Content area
Full Text
Abstract
This paper describes an efficient method for Urdu text search in computer generated and handwritten scanned images. An efficient text search technology is necessary because of increasing handled document every day. This method is unique and simple in the sense that no features are extracted. The proposed method is script independent. The input image is directly matched with a set of prototype characters representing each possible class. The distance between each input image and each prototype character is computed, and the character is assigned to the class of the prototype giving the best match. Experimental results show 100 % accuracy for 4, 5-character ligatures, 87 % for 3-character ligature and 78 % for 2-character ligatures.
Keywords: Template matching, correlation analysis, optical character recognition, source image, template image.
1. Introduction
Urdu is the national language Pakistan and is spoken in more than 20 countries of the world [1]. Speakers of Urdu are between 60 and 70 million. Persian, Arabic and Turkish have great influence on Urdu language and this is the reason Urdu is a mixture of all these languages. Its writing style is from right to left. Arabic and Farsi languages have close resemblance with Urdu, but Urdu is more complex as compare to Arabic and Farsi due to additional characters. Therefore recognition methods of Arabic and Farsi are not applicable to Urdu. Urdu OCR is still unsolved problem and research is still in progress in Urdu OCR. Therefore rather than using complex methods of Urdu OCR an easy method of text search in Urdu image based text is introduced.

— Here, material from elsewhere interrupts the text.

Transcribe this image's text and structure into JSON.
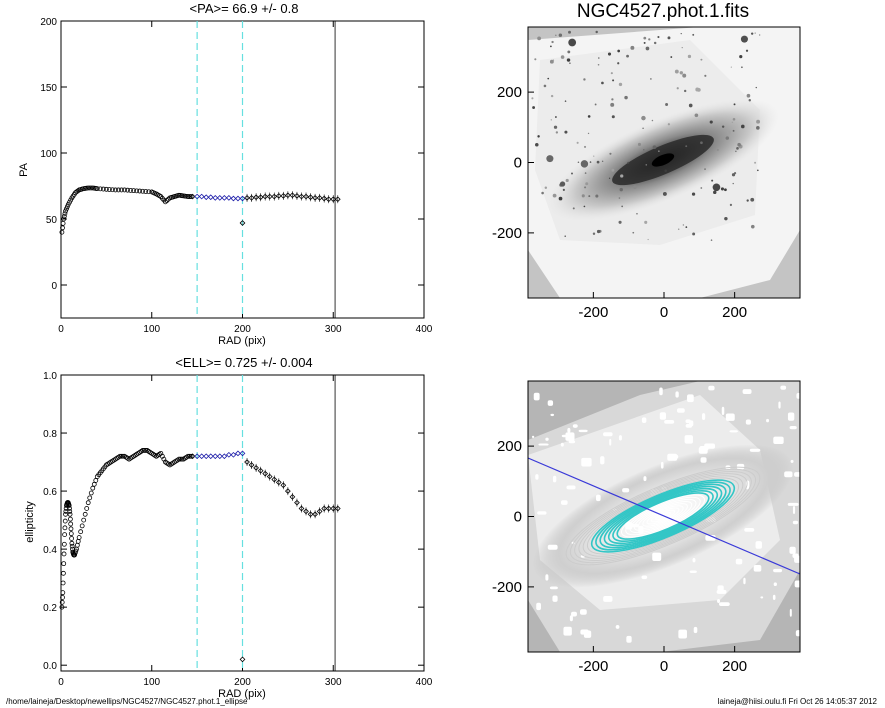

Personal computer is spreading rapidly and general people are using electronic documents such as email, newspapers, books etc written in Urdu in large amount. Reading Urdu newspapers and other stuff on internet and computer are common nowadays as it is a time saving and cheap way. Almost all newspapers like daily jang, daily Nawai Waqt, daily ajj, daily Khabrain and many more are available on internet and are written using Urdu Inpage. Urdu language support is also available now for windows XP, windows vista, Linux, MS office etc. Many online libraries are available on internet having handwritten scanned books and computer generated books as well. Urdu along with English is the official language...